With the ECTA in place, it is expected that the bilateral trade (merchandise and services) between India and Australia will almost double.
Apart from tariff cuts and reduction in quotas, CECA will present prospects to cooperate on research, innovation, and scale that can transform agriculture in India, especially in terms of value addition, commercial scale, and climate resilience. Australia has strong technological capacity and expertise in farming, post-harvest technologies, food processing, skills development, and creating resilient supply chains. These are also the goals that India wishes to achieve through the adoption of Science, Technology, and Innovation (STI) to agri-food systems. Application of STI to agri-food systems is considered important from the perspective of achieving comprehensive nutritional and food security; extenuating the emergence of new infectious diseases and aggressive pests that often get transmitted along the entire agriculture-food system (about 30-35 percent of the annual crop yield in India gets wasted because of pests); mitigating the impacts of risks associated with climate change; creating climate smart agriculture; and moving from subsistence to commercial agriculture. The market size presented by India—along with its commitment to technology-led revolution to agriculture—is an opportunity for Australia to build a long-term partnership in the latest agriculture technologies, infrastructure development, and providing premium food products to India’s middle- and upper-income populations. Australia is already helping India build knowledge around biosecurity treatment to avert such risks. It has a comprehensive biosecurity system in place that can adapt to rapidly evolving environments. The National Grain Biosecurity Surveillance Strategy works towards early detection and surveillance related to market access in its grain industry. With the strengthening of economic ties, India can improve its capabilities in using biosecurity treatments for its exports and imports that will eventually enhance bilateral trade with Australia.
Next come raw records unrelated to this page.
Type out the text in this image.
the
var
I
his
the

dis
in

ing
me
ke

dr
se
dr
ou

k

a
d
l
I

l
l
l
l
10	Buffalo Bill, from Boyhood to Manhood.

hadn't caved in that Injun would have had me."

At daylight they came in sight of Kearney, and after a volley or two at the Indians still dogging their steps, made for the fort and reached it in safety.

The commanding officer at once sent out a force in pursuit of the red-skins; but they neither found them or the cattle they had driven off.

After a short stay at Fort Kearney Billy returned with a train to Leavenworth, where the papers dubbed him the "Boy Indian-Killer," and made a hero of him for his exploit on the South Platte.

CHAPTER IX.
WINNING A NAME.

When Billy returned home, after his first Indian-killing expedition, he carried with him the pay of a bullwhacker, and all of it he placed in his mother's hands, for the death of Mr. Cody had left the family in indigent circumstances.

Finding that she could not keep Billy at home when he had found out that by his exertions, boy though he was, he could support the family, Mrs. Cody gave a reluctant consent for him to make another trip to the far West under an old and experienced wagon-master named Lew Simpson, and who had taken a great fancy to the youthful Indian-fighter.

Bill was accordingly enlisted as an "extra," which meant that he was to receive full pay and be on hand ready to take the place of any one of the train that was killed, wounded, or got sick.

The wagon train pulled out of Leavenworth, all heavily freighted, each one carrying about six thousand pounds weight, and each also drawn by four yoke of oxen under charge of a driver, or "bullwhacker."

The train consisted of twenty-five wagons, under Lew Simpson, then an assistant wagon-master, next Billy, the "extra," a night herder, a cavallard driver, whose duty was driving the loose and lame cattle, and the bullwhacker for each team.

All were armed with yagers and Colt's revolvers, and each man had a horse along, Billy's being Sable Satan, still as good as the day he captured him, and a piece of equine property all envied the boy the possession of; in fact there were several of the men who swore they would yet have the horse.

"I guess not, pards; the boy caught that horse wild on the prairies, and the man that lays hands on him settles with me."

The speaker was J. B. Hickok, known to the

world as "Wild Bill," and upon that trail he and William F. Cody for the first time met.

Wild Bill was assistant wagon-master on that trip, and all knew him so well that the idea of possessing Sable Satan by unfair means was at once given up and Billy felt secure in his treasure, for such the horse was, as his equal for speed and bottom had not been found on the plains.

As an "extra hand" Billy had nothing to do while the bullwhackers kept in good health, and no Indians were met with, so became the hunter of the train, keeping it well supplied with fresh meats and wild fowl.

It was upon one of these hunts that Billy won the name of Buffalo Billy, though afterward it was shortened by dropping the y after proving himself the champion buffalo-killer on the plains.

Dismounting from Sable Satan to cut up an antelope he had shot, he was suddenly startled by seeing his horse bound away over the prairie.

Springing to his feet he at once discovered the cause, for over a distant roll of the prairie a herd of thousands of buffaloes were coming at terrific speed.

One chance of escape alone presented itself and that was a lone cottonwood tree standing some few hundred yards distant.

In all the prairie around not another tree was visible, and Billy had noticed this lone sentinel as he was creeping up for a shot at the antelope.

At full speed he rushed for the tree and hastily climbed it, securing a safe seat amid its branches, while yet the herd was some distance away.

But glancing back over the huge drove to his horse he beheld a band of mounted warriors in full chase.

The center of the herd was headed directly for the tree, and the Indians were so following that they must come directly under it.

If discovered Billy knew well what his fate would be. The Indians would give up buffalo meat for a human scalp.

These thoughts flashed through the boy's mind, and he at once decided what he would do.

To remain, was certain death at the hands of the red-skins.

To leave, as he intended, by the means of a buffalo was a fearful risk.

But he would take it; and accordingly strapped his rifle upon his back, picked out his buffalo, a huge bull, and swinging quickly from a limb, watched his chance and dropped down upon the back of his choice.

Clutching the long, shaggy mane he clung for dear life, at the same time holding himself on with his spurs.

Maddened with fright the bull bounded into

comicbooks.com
Australia-India trade in grains has not developed to its potential largely because of tariffs, domestic price supports, subsidies on crop inputs, and other protectionist measures that India places on its imports.
Back in 1996, United Nations Conference on Trade and Development published a report highlighting the importance of risk management for the agricultural value-chain in India, given the fact that Indian agricultural sector had to face the competition posed by a globalising world in view of the liberalising agricultural trade. In the process, the report emphasised the need for market-based risk management instruments and institutions. It was almost around the same time that the KN Kabra Chaired Committee recommended the resumption of futures trading in 16 agricultural commodities. In the new millennium, the prime objective for setting up demutualised multi-commodity derivatives exchanges was to provide a platform for hedging (risk management) and price discovery in agricultural commodities. The question that looms large till now is: Despite two decades of their operations in India, have the commodity derivatives exchanges been able to play that role? The answer seems largely in the negative. Neither these markets have been able to substitute the fragmented agricultural physical markets, nor have they been able to render efficiency to the processes of agricultural marketing especially in food commodities. Even recent interventions like the pan-India electronic spot markets (i.e., E-Nam) has failed to emerge as a platform for market integration due to the fragmented nature of the agricultural markets in India, and the extensive digital divide. However, foreign competition in the food sector would warrant bringing in efficiency in the value-chain. Otherwise, the existing Indian value-chain will not be able to survive the competition posed by the Australian food sector in the level playing ground that will be ushered by the CECA. Under those circumstances, all we can expect are food imports from Australia negatively affecting the players in the existing food value-chain in India, and not Australian investments in the food sector. Both these will be inimical for “Make in India” and/or “Aatmanirbhar Bharat”.
With the strengthening of economic ties, India can improve its capabilities in using biosecurity treatments for its exports and imports that will eventually enhance bilateral trade with Australia.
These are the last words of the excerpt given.